Italianamerican (dir. Martin Scorsese, 1974). The director’s parents, Catherine and Charles, talking in the living room, dining room, and kitchen of their apartment on Elizabeth Street, Little Italy. Life itself, complete with plastic covers for the furniture and a recipe for sauce. “I have a brother whose name is Salvatore. They called him Charlie.” ★★★★

*

The Last Waltz (dir. Martin Scorsese, 1978). Yes, it was Scorsese night on Turner Classics. The Band in a farewell performance, tight and loose, an incredible group of instrumentalists.
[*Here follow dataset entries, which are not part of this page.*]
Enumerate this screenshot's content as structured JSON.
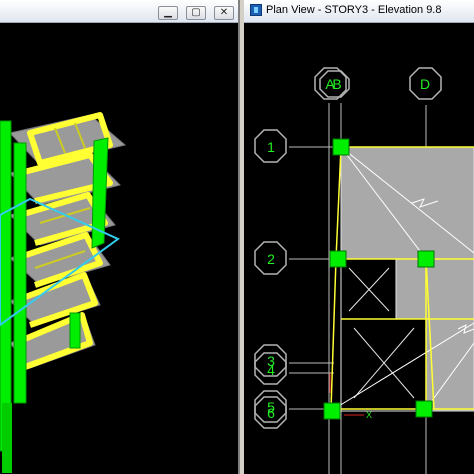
{
  "window_3d": {
    "buttons": {
      "minimize_icon": "minimize-icon",
      "maximize_icon": "maximize-icon",
      "close_icon": "close-icon"
    }
  },
  "plan_view": {
    "title": "Plan View - STORY3 - Elevation 9.8",
    "grid_bubbles": {
      "columns": [
        "A",
        "B",
        "D"
      ],
      "rows": [
        "1",
        "2",
        "3",
        "4",
        "5",
        "6"
      ]
    },
    "axis_label": "X"
  },
  "colors": {
    "background": "#000000",
    "columns": "#00ee00",
    "beams": "#ffff33",
    "slabs": "#a8a8a8",
    "selection": "#33ccee",
    "grid_bubble": "#b4b4b4",
    "grid_text": "#22ee22"
  }
}
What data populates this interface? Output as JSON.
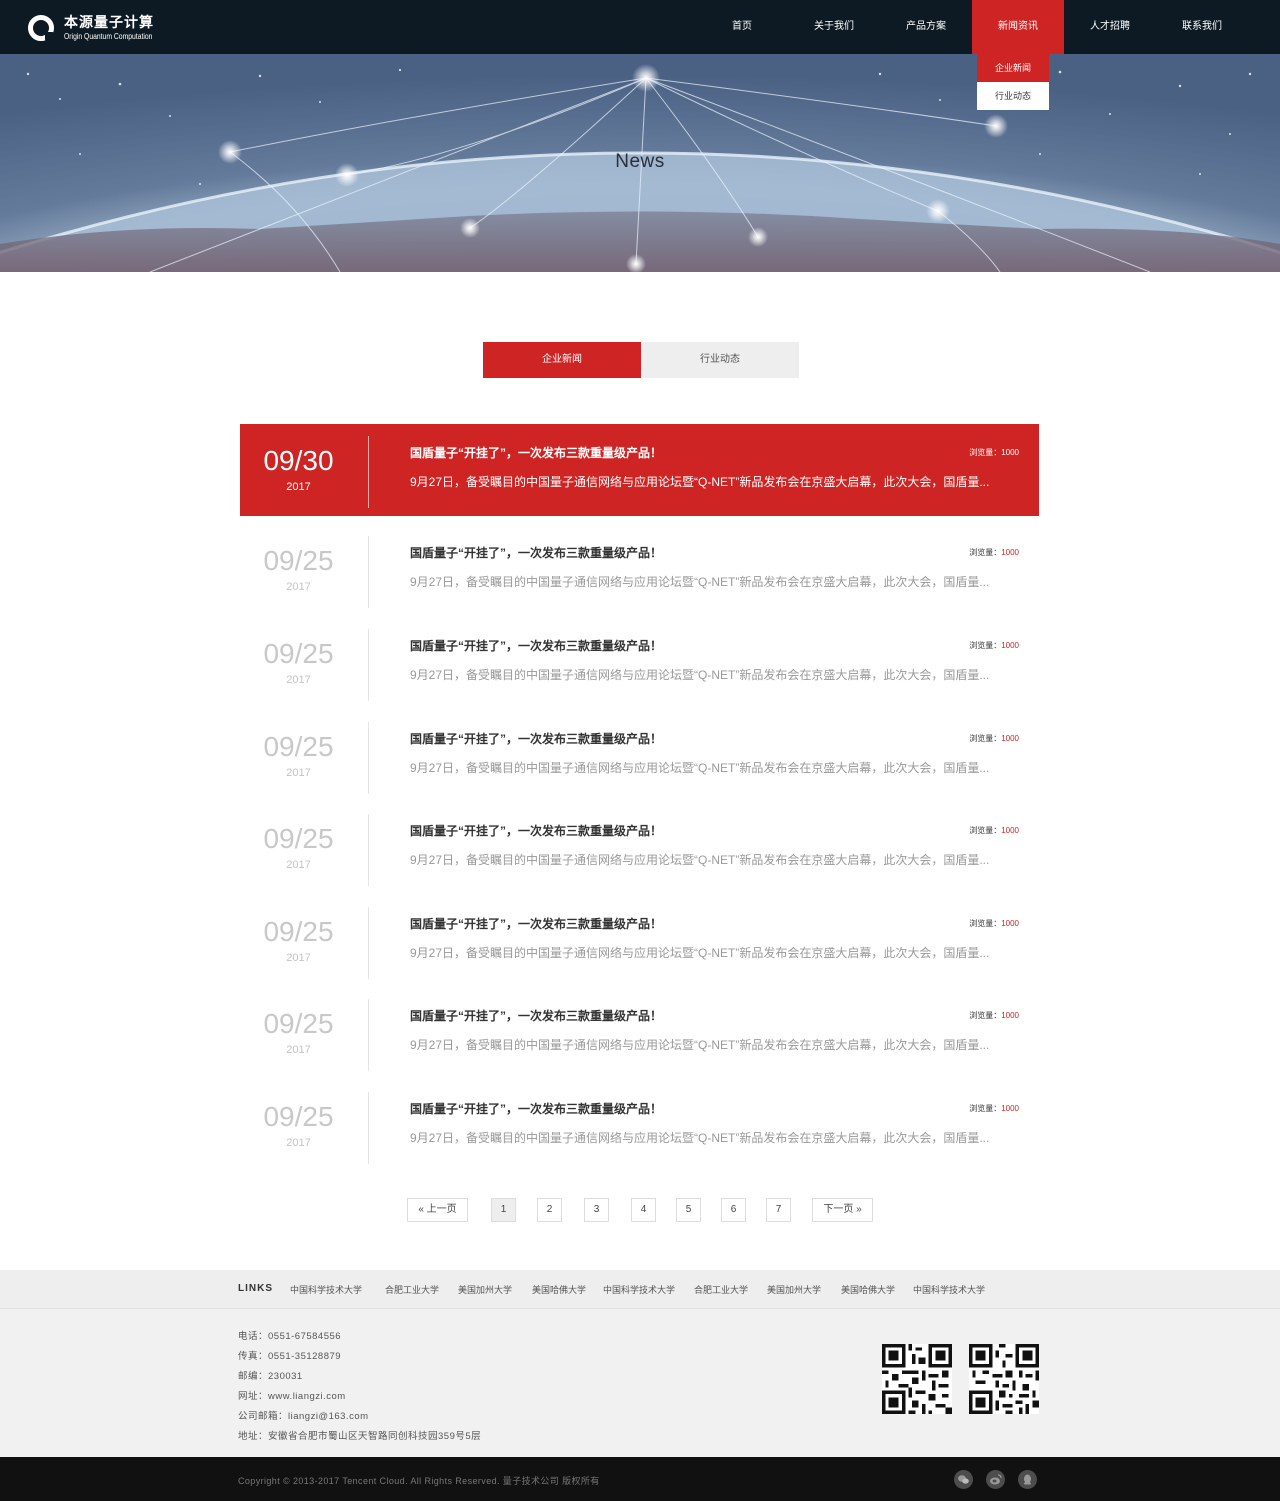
{
  "brand": {
    "name_cn": "本源量子计算",
    "name_en": "Origin Quantum Computation"
  },
  "nav": [
    {
      "label": "首页"
    },
    {
      "label": "关于我们"
    },
    {
      "label": "产品方案"
    },
    {
      "label": "新闻资讯",
      "active": true
    },
    {
      "label": "人才招聘"
    },
    {
      "label": "联系我们"
    }
  ],
  "nav_dropdown": [
    {
      "label": "企业新闻",
      "active": true
    },
    {
      "label": "行业动态"
    }
  ],
  "banner": {
    "title": "News"
  },
  "tabs": [
    {
      "label": "企业新闻",
      "active": true
    },
    {
      "label": "行业动态"
    }
  ],
  "news": [
    {
      "day": "09/30",
      "year": "2017",
      "title": "国盾量子“开挂了”，一次发布三款重量级产品！",
      "summary": "9月27日，备受瞩目的中国量子通信网络与应用论坛暨“Q-NET”新品发布会在京盛大启幕，此次大会，国盾量...",
      "views_label": "浏览量：",
      "views": "1000",
      "featured": true
    },
    {
      "day": "09/25",
      "year": "2017",
      "title": "国盾量子“开挂了”，一次发布三款重量级产品！",
      "summary": "9月27日，备受瞩目的中国量子通信网络与应用论坛暨“Q-NET”新品发布会在京盛大启幕，此次大会，国盾量...",
      "views_label": "浏览量：",
      "views": "1000"
    },
    {
      "day": "09/25",
      "year": "2017",
      "title": "国盾量子“开挂了”，一次发布三款重量级产品！",
      "summary": "9月27日，备受瞩目的中国量子通信网络与应用论坛暨“Q-NET”新品发布会在京盛大启幕，此次大会，国盾量...",
      "views_label": "浏览量：",
      "views": "1000"
    },
    {
      "day": "09/25",
      "year": "2017",
      "title": "国盾量子“开挂了”，一次发布三款重量级产品！",
      "summary": "9月27日，备受瞩目的中国量子通信网络与应用论坛暨“Q-NET”新品发布会在京盛大启幕，此次大会，国盾量...",
      "views_label": "浏览量：",
      "views": "1000"
    },
    {
      "day": "09/25",
      "year": "2017",
      "title": "国盾量子“开挂了”，一次发布三款重量级产品！",
      "summary": "9月27日，备受瞩目的中国量子通信网络与应用论坛暨“Q-NET”新品发布会在京盛大启幕，此次大会，国盾量...",
      "views_label": "浏览量：",
      "views": "1000"
    },
    {
      "day": "09/25",
      "year": "2017",
      "title": "国盾量子“开挂了”，一次发布三款重量级产品！",
      "summary": "9月27日，备受瞩目的中国量子通信网络与应用论坛暨“Q-NET”新品发布会在京盛大启幕，此次大会，国盾量...",
      "views_label": "浏览量：",
      "views": "1000"
    },
    {
      "day": "09/25",
      "year": "2017",
      "title": "国盾量子“开挂了”，一次发布三款重量级产品！",
      "summary": "9月27日，备受瞩目的中国量子通信网络与应用论坛暨“Q-NET”新品发布会在京盛大启幕，此次大会，国盾量...",
      "views_label": "浏览量：",
      "views": "1000"
    },
    {
      "day": "09/25",
      "year": "2017",
      "title": "国盾量子“开挂了”，一次发布三款重量级产品！",
      "summary": "9月27日，备受瞩目的中国量子通信网络与应用论坛暨“Q-NET”新品发布会在京盛大启幕，此次大会，国盾量...",
      "views_label": "浏览量：",
      "views": "1000"
    }
  ],
  "pagination": {
    "prev": "上一页",
    "next": "下一页",
    "pages": [
      "1",
      "2",
      "3",
      "4",
      "5",
      "6",
      "7"
    ],
    "current": "1"
  },
  "links": {
    "label": "LINKS",
    "items": [
      "中国科学技术大学",
      "合肥工业大学",
      "美国加州大学",
      "美国哈佛大学",
      "中国科学技术大学",
      "合肥工业大学",
      "美国加州大学",
      "美国哈佛大学",
      "中国科学技术大学"
    ]
  },
  "contact": [
    "电话：0551-67584556",
    "传真：0551-35128879",
    "邮编：230031",
    "网址：www.liangzi.com",
    "公司邮箱：liangzi@163.com",
    "地址：安徽省合肥市蜀山区天智路同创科技园359号5层"
  ],
  "footer": {
    "copyright": "Copyright © 2013-2017 Tencent Cloud. All Rights Reserved. 量子技术公司 版权所有",
    "social_icons": [
      "wechat-icon",
      "weibo-icon",
      "qq-icon"
    ]
  },
  "colors": {
    "accent": "#cf2424",
    "header_bg": "#0d1a24",
    "footer_bg": "#111111"
  }
}
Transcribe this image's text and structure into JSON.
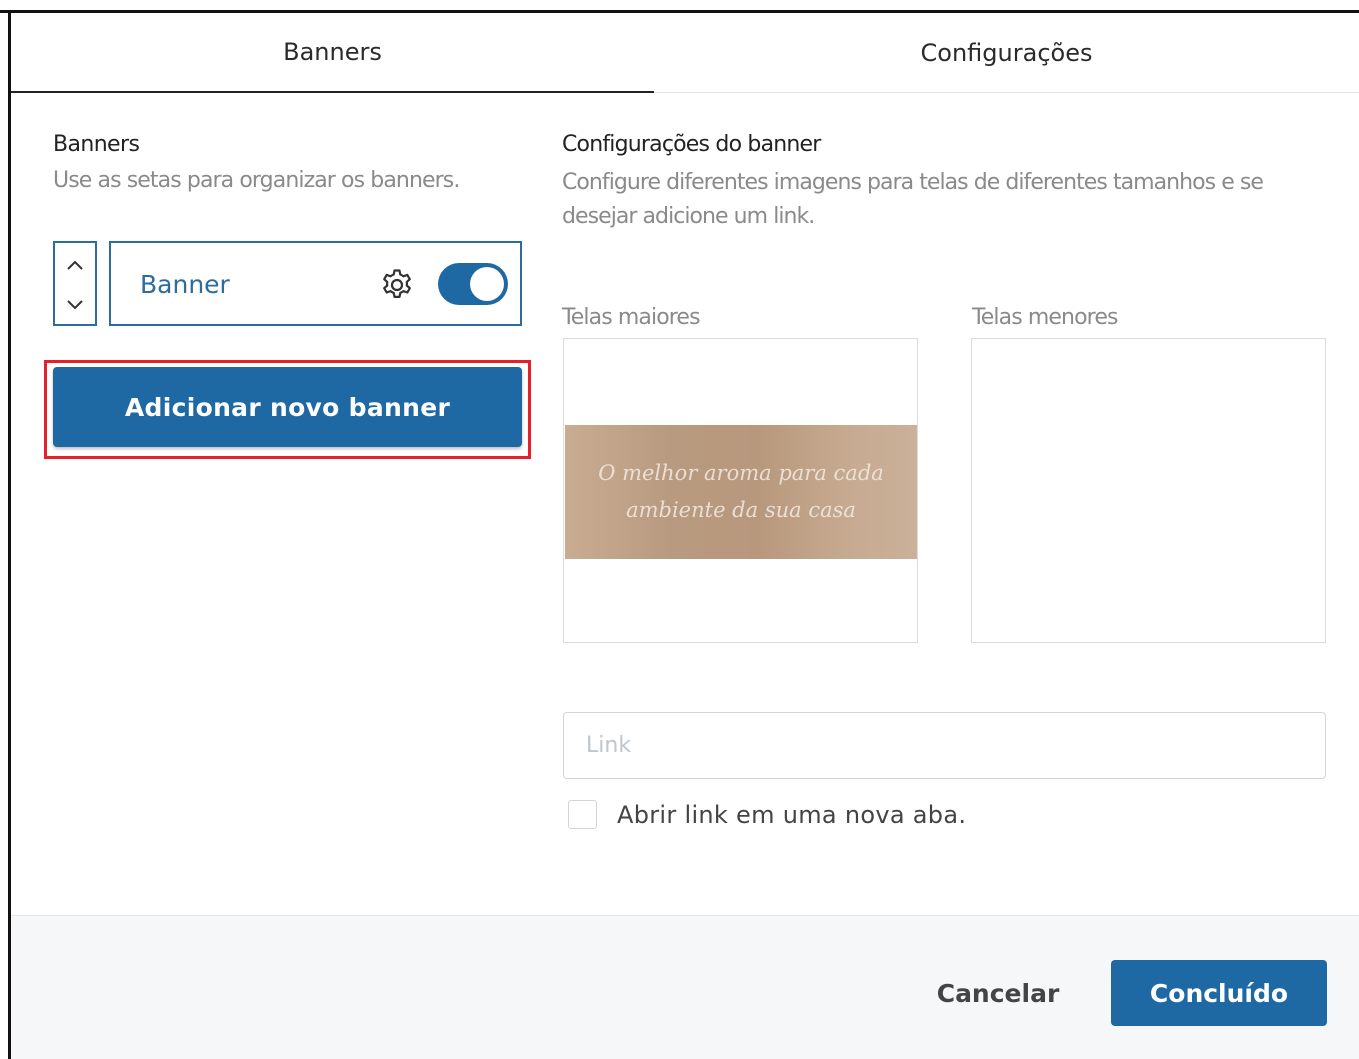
{
  "tabs": {
    "banners": "Banners",
    "configuracoes": "Configurações"
  },
  "left": {
    "title": "Banners",
    "subtitle": "Use as setas para organizar os banners.",
    "banner_item": {
      "label": "Banner",
      "enabled": true
    },
    "add_button": "Adicionar novo banner"
  },
  "right": {
    "title": "Configurações do banner",
    "subtitle": "Configure diferentes imagens para telas de diferentes tamanhos e se desejar adicione um link.",
    "label_large": "Telas maiores",
    "label_small": "Telas menores",
    "banner_image_text": "O melhor aroma para cada ambiente da sua casa",
    "link_placeholder": "Link",
    "link_value": "",
    "open_new_tab_label": "Abrir link em uma nova aba.",
    "open_new_tab_checked": false
  },
  "footer": {
    "cancel": "Cancelar",
    "done": "Concluído"
  },
  "colors": {
    "primary": "#1e69a4",
    "highlight": "#e5202b"
  },
  "icons": {
    "up": "chevron-up-icon",
    "down": "chevron-down-icon",
    "settings": "gear-icon"
  }
}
The guest performers — who included Neil Diamond, Bob Dylan, Lawrence Ferlinghetti, Joni Mitchell, the Staples, and Muddy Waters — recall an era of eclectic taste (and audiences willing to listen, no pyrotechnics needed). The saddest thing about this film: the unmistakable signs, in so many scenes, that substances are everywhere. ★★★★

Related reading
All OCA film posts (Pinboard)

comments: 2

zzi said...

49th Parallel. When it's on I try to watch it up ot the Baker/religious sect part.
Stage Fright. Don't forget Alasdair Sim. (If I spelled Alastair wrong, blame my friend Alasdair). Saw it at the Skirball.

Michael Leddy said...

If you keep going, you’ll see the Leslie Howard part.

Yes, Sim (which I always misspell with an extra s) is terrific as the father.